Laser Treatment Of Varicose Veins
For many women, varicose veins are not only unattractive, but uncomfortable
or even painful. Varicose veins are a common condition, affecting 1 in 2 American
over age 50 or about 15% of men and 25% of women of all ages. Risk factors
include aging, family history, being female, and number of pregnancies. In
addition to their cosmetic problems, varicose veins can cause aching leg pain,
night cramps, fatigue, and a sense of leg "heaviness" or restlessness. These
symptoms are due to pressure on the near-by nerves from dilated veins and they
usually increase as the day progresses. Left untreated, nearly half of patients
with significant varicose veins will eventually have worsening symptoms which
may include leg swelling, eczema, pigmentation, hemorrhage and ulceration.
However, the prospect of traditional surgery was often a deterrent to treatment.
For many patients, a minimally-invasive laser treatment of varicose veins called
Endo Venous Laser Treatment (EVLT) may now be an appealing option. This is
supported by a study recently published in the Journal of Vascular and
Interventional Radiology (August 2003) which showed that this later
procedure has a high long-term success rate, relatively low complication rate,
and relatively rapid recovery time.
This study showed that minimally invasive laser treatment of varicose veins
had a 98% success rate and a long-term recurrence rate of less than 7%; these
results are far superior to those for traditional surgical ligation or vein
stripping procedures. Traditional surgery often requires general anesthesia
(which carries its own risks) and up to two weeks of recovery time. Pain, bruising
and scarring are common during this time. EVLT, on the other hand, is an outpatient
procedure associated with relatively little pain, local anesthesia, no scars,
less cost and rapid recovery time. The procedure itself takes less than an
hour and patients can return to their normal daily activity the same day. In
this study, 25% of patients reported bruising and most patients also reported
a transient sensation of tightness or pulling as the vein shrinks.
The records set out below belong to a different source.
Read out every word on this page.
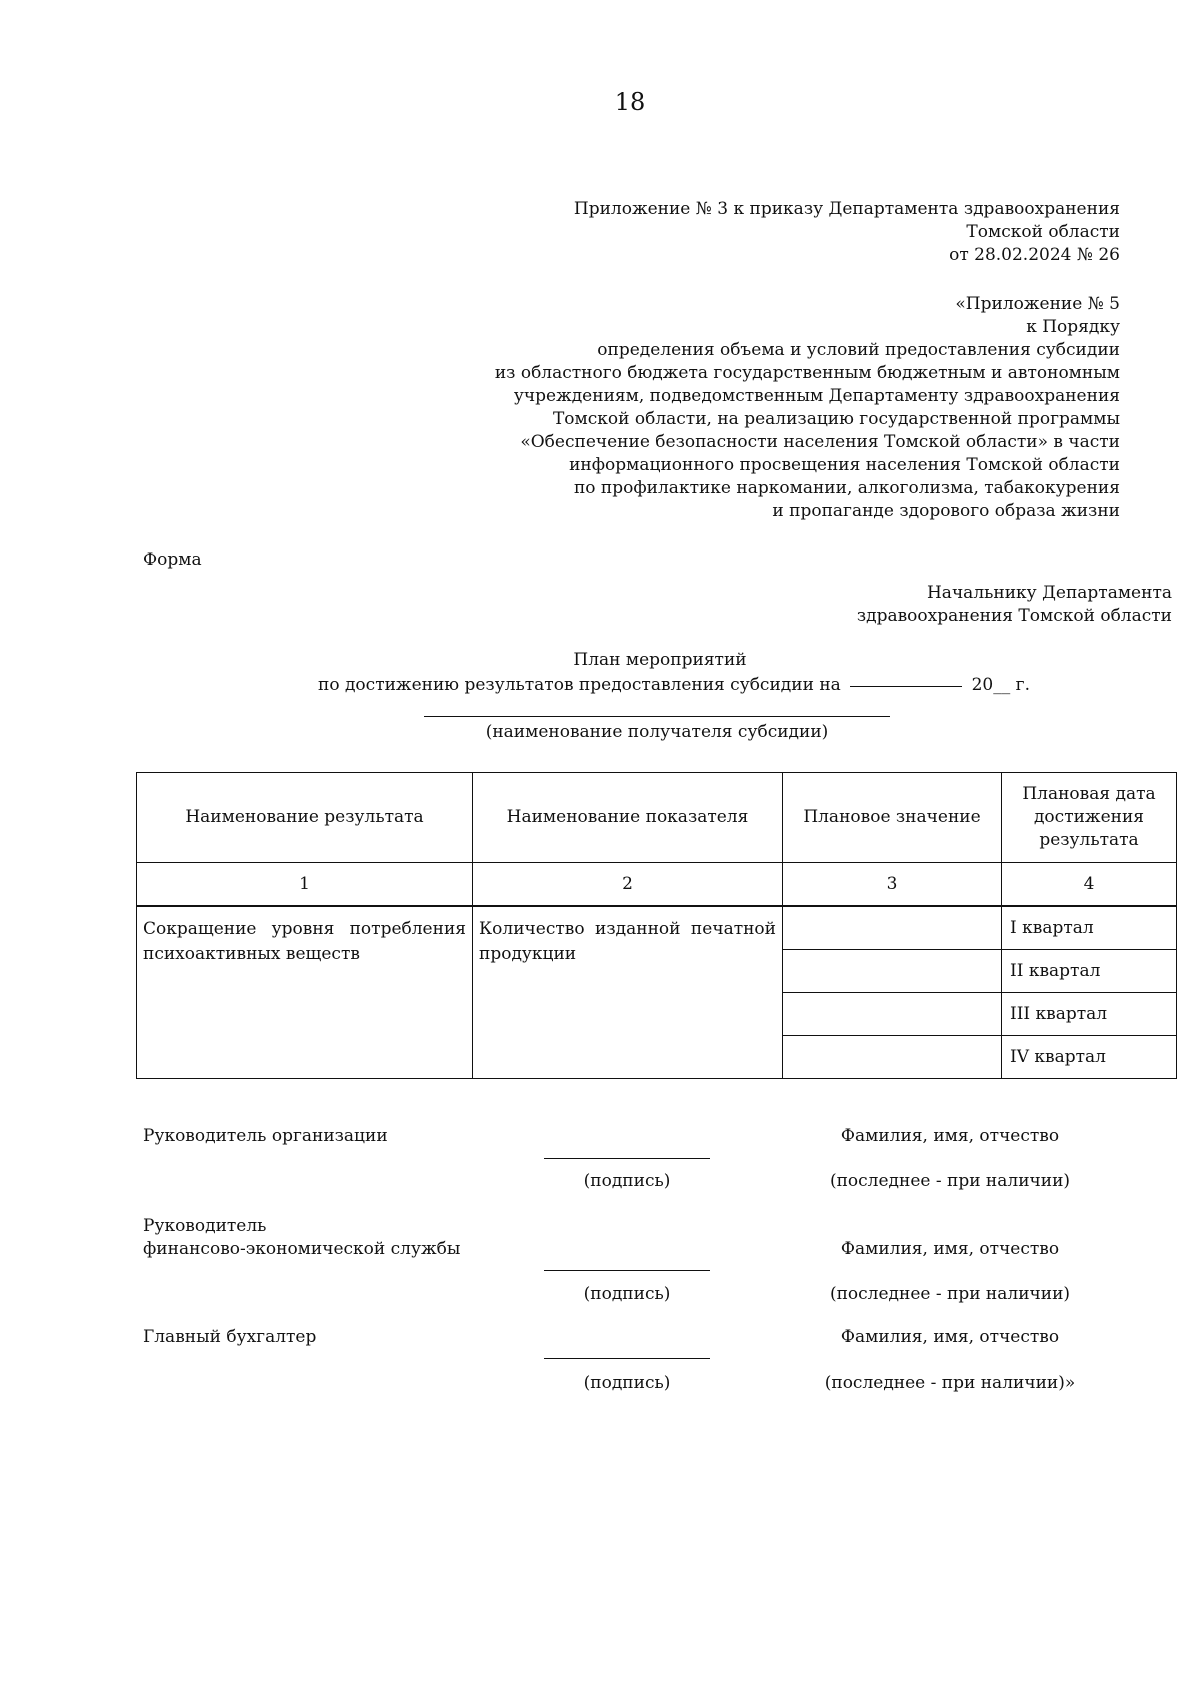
18
Приложение № 3 к приказу Департамента здравоохранения
Томской области
от 28.02.2024 № 26
«Приложение № 5
к Порядку
определения объема и условий предоставления субсидии
из областного бюджета государственным бюджетным и автономным
учреждениям, подведомственным Департаменту здравоохранения
Томской области, на реализацию государственной программы
«Обеспечение безопасности населения Томской области» в части
информационного просвещения населения Томской области
по профилактике наркомании, алкоголизма, табакокурения
и пропаганде здорового образа жизни
Форма
Начальнику Департамента
здравоохранения Томской области
План мероприятий
по достижению результатов предоставления субсидии на	20__ г.
(наименование получателя субсидии)
Наименование результата	Наименование показателя	Плановое значение	Плановая дата достижения результата
1	2	3	4
Сокращение уровня потребления психоактивных веществ	Количество изданной печатной продукции		I квартал
			II квартал
			III квартал
			IV квартал
Руководитель организации
(подпись)
Фамилия, имя, отчество
(последнее - при наличии)
Руководитель
финансово-экономической службы
(подпись)
Фамилия, имя, отчество
(последнее - при наличии)
Главный бухгалтер
(подпись)
Фамилия, имя, отчество
(последнее - при наличии)»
EVLT is performed by interventional radiologists. After applying a local anesthetic
to the vein, the doctor inserts a thin catheter (about the size of a piece of
spaghetti) through a nick in the skin in the thigh and guides it up the great
saphenous vein. Laser energy is then applied to the inside of the vein, heating
the vein and then sealing it closed. Because the procedure does not require
a surgical incision, there is no scarring. Soreness and bruising are treated
with over-the-counter pain relievers.
EVLT costs Apr. $2,000 to $3,000 per leg; traditional surgery generally costs
two to three times as much. Many insurance companies cover the treatment costs
when symptoms are present. While the treatment is relatively new, it is now
being offered at about 200 sites across the country.
Created: 9/23/2003  - Donnica Moore, M.D.